A definição da responsabilidade penal cabe ao Poder Judiciário após análise do inquérito, eventual denúncia do Ministério Público e exercício da defesa.

O que aconteceu durante a abordagem da GCM?

Segundo as notas da Prefeitura e da Polícia Civil, a mulher recusou as ordens dos guardas municipais e tentou deixar o local.

Os agentes intervieram para concluir a condução à delegacia. A Polícia Civil afirma que a investigada ofereceu resistência física e feriu uma das guardas durante a ação.

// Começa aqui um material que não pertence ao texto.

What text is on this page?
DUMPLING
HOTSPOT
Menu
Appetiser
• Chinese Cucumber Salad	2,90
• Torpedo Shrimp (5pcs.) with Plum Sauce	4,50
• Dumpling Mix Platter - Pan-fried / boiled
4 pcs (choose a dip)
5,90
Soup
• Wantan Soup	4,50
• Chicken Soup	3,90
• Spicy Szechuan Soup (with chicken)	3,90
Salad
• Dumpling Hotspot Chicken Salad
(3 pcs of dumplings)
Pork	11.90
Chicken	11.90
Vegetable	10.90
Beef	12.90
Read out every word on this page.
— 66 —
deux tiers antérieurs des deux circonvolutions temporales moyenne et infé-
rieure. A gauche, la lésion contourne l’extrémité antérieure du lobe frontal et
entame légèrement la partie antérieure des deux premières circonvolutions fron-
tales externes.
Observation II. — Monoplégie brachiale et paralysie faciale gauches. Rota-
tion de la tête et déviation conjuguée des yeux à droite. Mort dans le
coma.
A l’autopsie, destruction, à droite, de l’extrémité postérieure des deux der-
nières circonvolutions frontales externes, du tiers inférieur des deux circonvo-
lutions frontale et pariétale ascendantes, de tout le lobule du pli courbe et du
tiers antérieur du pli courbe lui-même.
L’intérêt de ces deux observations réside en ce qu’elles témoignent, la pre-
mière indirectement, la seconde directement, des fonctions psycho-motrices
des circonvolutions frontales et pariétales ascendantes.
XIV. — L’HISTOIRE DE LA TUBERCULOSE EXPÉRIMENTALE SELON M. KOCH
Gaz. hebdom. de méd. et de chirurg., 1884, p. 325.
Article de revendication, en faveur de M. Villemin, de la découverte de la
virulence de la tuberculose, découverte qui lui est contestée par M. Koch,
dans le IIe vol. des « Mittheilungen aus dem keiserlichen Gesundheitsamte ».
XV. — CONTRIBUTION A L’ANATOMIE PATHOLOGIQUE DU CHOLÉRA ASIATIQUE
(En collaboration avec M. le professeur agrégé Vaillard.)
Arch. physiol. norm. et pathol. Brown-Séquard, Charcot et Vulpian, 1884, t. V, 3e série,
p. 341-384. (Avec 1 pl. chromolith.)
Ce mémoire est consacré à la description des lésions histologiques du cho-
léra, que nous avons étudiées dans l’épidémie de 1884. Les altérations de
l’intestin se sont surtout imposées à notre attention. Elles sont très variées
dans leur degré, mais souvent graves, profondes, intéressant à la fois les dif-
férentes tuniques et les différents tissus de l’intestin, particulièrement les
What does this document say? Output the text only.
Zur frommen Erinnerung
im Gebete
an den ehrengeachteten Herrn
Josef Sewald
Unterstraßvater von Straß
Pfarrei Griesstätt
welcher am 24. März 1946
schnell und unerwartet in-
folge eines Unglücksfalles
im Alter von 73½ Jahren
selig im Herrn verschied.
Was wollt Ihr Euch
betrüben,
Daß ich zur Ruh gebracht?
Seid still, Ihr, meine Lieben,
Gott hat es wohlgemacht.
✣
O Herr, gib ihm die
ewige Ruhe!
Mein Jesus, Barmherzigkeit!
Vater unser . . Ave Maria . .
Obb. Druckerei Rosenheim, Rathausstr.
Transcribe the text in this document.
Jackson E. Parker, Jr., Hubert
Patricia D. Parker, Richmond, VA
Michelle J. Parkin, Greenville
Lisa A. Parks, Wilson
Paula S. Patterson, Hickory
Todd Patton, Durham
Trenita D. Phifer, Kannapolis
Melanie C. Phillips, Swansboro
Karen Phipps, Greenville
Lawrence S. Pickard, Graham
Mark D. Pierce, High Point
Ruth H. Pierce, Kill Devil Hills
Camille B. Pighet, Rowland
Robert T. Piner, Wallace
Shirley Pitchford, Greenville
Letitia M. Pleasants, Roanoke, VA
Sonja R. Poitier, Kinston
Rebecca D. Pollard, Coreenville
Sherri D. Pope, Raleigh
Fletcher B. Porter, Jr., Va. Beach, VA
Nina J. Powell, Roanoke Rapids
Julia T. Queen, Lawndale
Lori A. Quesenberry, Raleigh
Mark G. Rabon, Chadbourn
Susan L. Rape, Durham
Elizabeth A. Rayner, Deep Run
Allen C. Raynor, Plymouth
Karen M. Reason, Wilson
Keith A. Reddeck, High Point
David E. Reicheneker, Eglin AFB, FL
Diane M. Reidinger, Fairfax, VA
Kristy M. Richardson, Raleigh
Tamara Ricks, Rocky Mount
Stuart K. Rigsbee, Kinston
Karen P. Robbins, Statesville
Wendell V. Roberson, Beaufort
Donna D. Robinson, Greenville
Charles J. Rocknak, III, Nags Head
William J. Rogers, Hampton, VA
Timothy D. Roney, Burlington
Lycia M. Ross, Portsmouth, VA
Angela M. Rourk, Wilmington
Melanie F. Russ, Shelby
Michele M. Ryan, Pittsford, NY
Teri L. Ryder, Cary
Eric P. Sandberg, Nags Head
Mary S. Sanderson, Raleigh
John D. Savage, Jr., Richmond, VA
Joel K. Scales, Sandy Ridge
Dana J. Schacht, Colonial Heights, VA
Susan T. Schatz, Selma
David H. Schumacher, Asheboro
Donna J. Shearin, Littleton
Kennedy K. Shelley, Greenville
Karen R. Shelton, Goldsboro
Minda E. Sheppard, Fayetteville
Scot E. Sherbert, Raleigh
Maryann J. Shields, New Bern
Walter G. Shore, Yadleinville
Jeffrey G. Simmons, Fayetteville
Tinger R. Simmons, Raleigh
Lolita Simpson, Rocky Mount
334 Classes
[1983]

A servidora da GCM recebeu atendimento e passou por exame de corpo de delito no Instituto Médico Legal.

O laudo poderá integrar o inquérito e documentar a existência, a extensão e a natureza da lesão relatada.

Quais crimes foram registrados além da injúria racial?

A Polícia Civil ratificou o flagrante também pelos crimes de resistência e desobediência.

A resistência, prevista no artigo 329 do Código Penal, ocorre quando alguém se opõe à execução de um ato legal por meio de violência ou ameaça contra funcionário competente ou pessoa que o auxilia.

A desobediência, prevista no artigo 330, trata do descumprimento de ordem legal de funcionário público.

Os enquadramentos constam da análise inicial da autoridade policial e podem passar por revisão durante o inquérito ou no processo judicial.

Por que a Polícia Civil pediu prisão preventiva?

Segundo a Delegacia Seccional de Taubaté, a autoridade policial citou um histórico de repetição de condutas semelhantes e episódios de distúrbio em órgãos públicos atribuídos à investigada.

Com base nesse histórico e nos fatos desta sexta-feira, a Polícia Civil apresentou à Justiça pedido de conversão do flagrante em prisão preventiva.

A corporação justificou o pedido como medida para garantia da ordem pública e proteção de vítimas e testemunhas.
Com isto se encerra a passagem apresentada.